Abstract

Single Root I/O Virtualization (SR-IOV) is an extension to the PCI Express (PCIe) standard that allows virtual machines (VMs) to directly access shared I/O devices without host involvement. This enabled SR-IOV to become the best-performing solution for virtual I/O to date, which lead to its commercial adoption, e.g., In the Amazon EC2. On the downside, a malicious VM can exploit the direct access to an SR-IOV device by flooding it with PCIe packets. This results in a congestion on the PCIe interconnect, which leads to performance interference effects between the malicious VM, concurrent VMs and even the host. In this paper, we present a hardware/software approach that detects and mitigates such Denial-of-Service (DoS) attacks.
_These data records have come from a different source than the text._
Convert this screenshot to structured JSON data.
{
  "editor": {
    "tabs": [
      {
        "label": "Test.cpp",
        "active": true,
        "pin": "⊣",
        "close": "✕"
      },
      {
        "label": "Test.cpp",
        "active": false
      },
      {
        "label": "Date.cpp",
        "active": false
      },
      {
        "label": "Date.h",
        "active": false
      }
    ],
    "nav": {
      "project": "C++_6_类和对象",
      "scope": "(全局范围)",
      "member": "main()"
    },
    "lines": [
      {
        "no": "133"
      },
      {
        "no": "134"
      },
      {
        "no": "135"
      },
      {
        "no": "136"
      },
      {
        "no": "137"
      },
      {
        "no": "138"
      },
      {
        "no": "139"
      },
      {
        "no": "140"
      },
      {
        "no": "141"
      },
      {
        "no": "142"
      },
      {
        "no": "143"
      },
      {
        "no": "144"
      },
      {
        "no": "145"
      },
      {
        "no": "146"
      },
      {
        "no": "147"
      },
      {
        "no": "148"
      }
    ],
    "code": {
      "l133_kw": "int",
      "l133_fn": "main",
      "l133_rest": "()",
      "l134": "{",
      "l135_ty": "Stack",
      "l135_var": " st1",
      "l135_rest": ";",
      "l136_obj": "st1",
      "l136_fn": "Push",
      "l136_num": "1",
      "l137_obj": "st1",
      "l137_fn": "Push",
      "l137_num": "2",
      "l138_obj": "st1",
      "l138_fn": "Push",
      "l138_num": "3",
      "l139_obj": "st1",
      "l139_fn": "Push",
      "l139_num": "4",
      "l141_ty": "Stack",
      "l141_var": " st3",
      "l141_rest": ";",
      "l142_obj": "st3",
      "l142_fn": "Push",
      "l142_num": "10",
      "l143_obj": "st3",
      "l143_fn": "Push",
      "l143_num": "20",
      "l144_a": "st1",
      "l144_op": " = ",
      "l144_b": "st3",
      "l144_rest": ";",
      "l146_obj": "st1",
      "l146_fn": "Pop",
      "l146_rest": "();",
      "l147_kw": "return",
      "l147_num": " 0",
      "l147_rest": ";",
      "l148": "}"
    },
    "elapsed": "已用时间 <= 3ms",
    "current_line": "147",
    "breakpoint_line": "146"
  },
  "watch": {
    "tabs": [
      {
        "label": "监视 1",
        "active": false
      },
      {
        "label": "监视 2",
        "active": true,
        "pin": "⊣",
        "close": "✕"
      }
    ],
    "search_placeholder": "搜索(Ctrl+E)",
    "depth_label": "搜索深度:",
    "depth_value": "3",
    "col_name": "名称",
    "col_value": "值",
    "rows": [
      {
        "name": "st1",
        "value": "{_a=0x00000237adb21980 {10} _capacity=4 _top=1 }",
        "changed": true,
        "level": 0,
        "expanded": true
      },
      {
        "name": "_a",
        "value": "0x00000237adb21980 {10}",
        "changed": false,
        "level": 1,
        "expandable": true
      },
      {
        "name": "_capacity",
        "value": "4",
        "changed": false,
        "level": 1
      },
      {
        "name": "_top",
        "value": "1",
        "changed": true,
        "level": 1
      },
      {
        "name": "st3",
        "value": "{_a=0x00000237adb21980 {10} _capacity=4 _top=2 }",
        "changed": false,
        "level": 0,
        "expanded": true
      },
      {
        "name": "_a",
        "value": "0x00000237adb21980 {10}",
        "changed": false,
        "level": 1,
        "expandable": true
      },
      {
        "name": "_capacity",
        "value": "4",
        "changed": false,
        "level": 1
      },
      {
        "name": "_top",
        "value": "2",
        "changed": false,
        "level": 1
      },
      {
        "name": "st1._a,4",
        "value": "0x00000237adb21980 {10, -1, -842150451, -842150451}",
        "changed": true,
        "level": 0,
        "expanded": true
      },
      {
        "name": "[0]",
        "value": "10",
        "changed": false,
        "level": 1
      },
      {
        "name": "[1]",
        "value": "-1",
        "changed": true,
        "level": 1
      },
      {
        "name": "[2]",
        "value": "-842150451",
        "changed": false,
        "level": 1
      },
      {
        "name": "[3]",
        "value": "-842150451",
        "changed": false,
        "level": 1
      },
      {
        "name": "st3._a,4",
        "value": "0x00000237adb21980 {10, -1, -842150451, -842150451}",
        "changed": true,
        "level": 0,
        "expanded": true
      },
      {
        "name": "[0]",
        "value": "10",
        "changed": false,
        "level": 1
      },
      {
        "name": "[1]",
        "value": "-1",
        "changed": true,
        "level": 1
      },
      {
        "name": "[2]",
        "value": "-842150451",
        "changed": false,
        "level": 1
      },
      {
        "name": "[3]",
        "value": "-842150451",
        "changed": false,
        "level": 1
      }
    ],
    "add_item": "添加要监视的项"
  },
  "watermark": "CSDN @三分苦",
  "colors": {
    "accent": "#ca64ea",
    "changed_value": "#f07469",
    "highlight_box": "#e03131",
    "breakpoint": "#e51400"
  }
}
On the hardware side, we propose monitoring extensions within SR-IOV devices that distinguish legal device use from malicious device use by observing the rate of incoming PCIe transactions at VM granularity. Malicious VMs are reported to the host via interrupts. On the software side, performance interference effects can then be mitigated by dynamically adjusting the host's scheduling of the malicious VM or even shutting it down. We implement a prototype with a commercial off-the-shelf SR-IOV Ethernet controller and an FPGA board. On it, we demonstrate that appropriate scheduling of malicious VMs successfully mitigates interference effects for three cloud-relevant benchmarks. For example, Memcached is restored to 99.4% of baseline performance (compared to 61.8% without our extensions). In contrast to QoS features proposed in the PCIe 3.0 standard, our solution is more flexible. Additionally, it can be realized as an add-on to existing misuse detection hardware like the Intel Malicious Driver Detection (MDD).